What will happen to existing data if I change the

2019-02-17 01:54发布

问题:

I am running a production application with MySQL database server. I forget to set column's collation from latin to utf8_unicode, which results in strange data when saving to the column with multi-language data.

My question is, what will happen with my existing data if I change my collation to utf8_unicode now? Will it destroy or corrupt the existing data or will the data remain, but the new data will be saved as utf8 as it should?

I will change with phpMyAdmin web client.

回答1:

Running a quick test in MySQL 5.1 with a VARCHAR column set to latin1_bin I inserted some non-latin chars

INSERT INTO Test VALUES ('英國華僑');

I select them and get rubbish (as expected).

SELECT text from Test;

gives

text
????

I then changed the collation of the column to utf8_unicode and re-ran the SELECT and it shows the same result

text
????

This is what I would expect - It will keep the data and the data will remain rubbish, because when the data was inserted the column lost the extra character information and just inserted a ? for each non-latin character and there is no way for the ???? to again become 英國華僑.

Your data will stay in place but it won't be fixed.



回答2:

The article http://mysqldump.azundris.com/archives/60-Handling-character-sets.html discusses this at length and also shows what will happen.

Please note that you are mixing up a CHARACTER SET (actually an encoding) with a COLLATION.

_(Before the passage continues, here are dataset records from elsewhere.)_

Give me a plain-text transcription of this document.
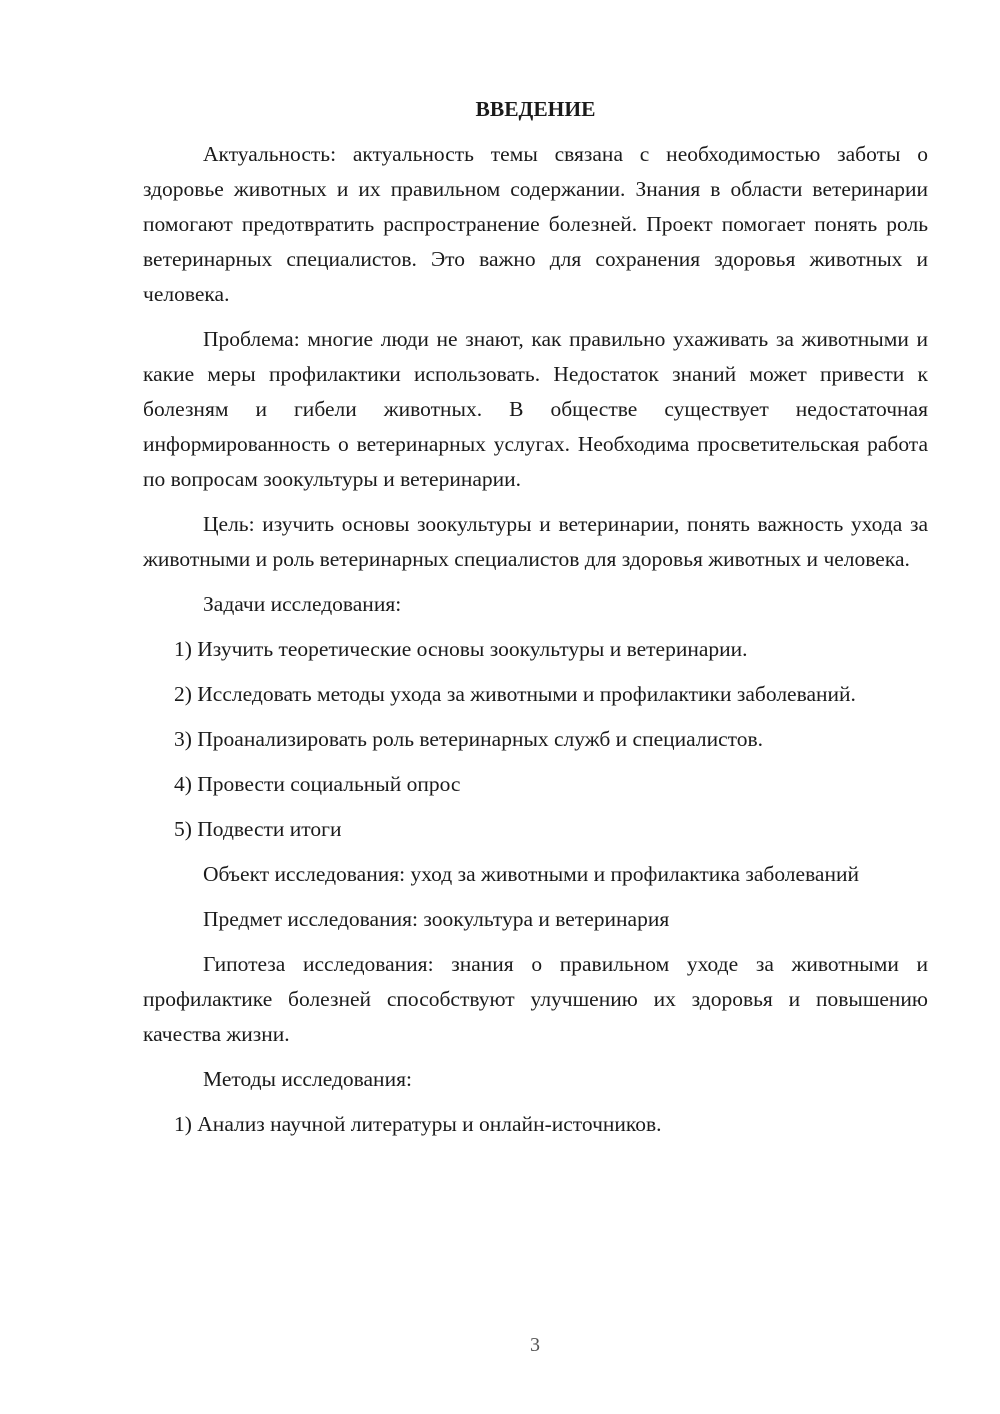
ВВЕДЕНИЕ

Актуальность: актуальность темы связана с необходимостью заботы о здоровье животных и их правильном содержании. Знания в области ветеринарии помогают предотвратить распространение болезней. Проект помогает понять роль ветеринарных специалистов. Это важно для сохранения здоровья животных и человека.

Проблема: многие люди не знают, как правильно ухаживать за животными и какие меры профилактики использовать. Недостаток знаний может привести к болезням и гибели животных. В обществе существует недостаточная информированность о ветеринарных услугах. Необходима просветительская работа по вопросам зоокультуры и ветеринарии.

Цель: изучить основы зоокультуры и ветеринарии, понять важность ухода за животными и роль ветеринарных специалистов для здоровья животных и человека.

Задачи исследования:

1) Изучить теоретические основы зоокультуры и ветеринарии.

2) Исследовать методы ухода за животными и профилактики заболеваний.

3) Проанализировать роль ветеринарных служб и специалистов.

4) Провести социальный опрос

5) Подвести итоги

Объект исследования: уход за животными и профилактика заболеваний

Предмет исследования: зоокультура и ветеринария

Гипотеза исследования: знания о правильном уходе за животными и профилактике болезней способствуют улучшению их здоровья и повышению качества жизни.

Методы исследования:

1) Анализ научной литературы и онлайн-источников.

3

A character set defines the physical representation of a string in bytes on disk. You can make this visible, using the HEX() function, for example SELECT HEX(str) FROM t WHERE id = 1 to see how MySQL stores the bytes of your string. What MySQL delivers to you may be different, depending on the character set of your connection, defined with SET NAMES .....

A collation is a sort order. It is dependent on the character set. For example, your data may be in the latin1 character set, but it may be ordered according to either of the two german sort orders latin1_german1_ci or latin1_german2_ci. Depending on your choice, Umlauts such as ö will either sort as oe or as o.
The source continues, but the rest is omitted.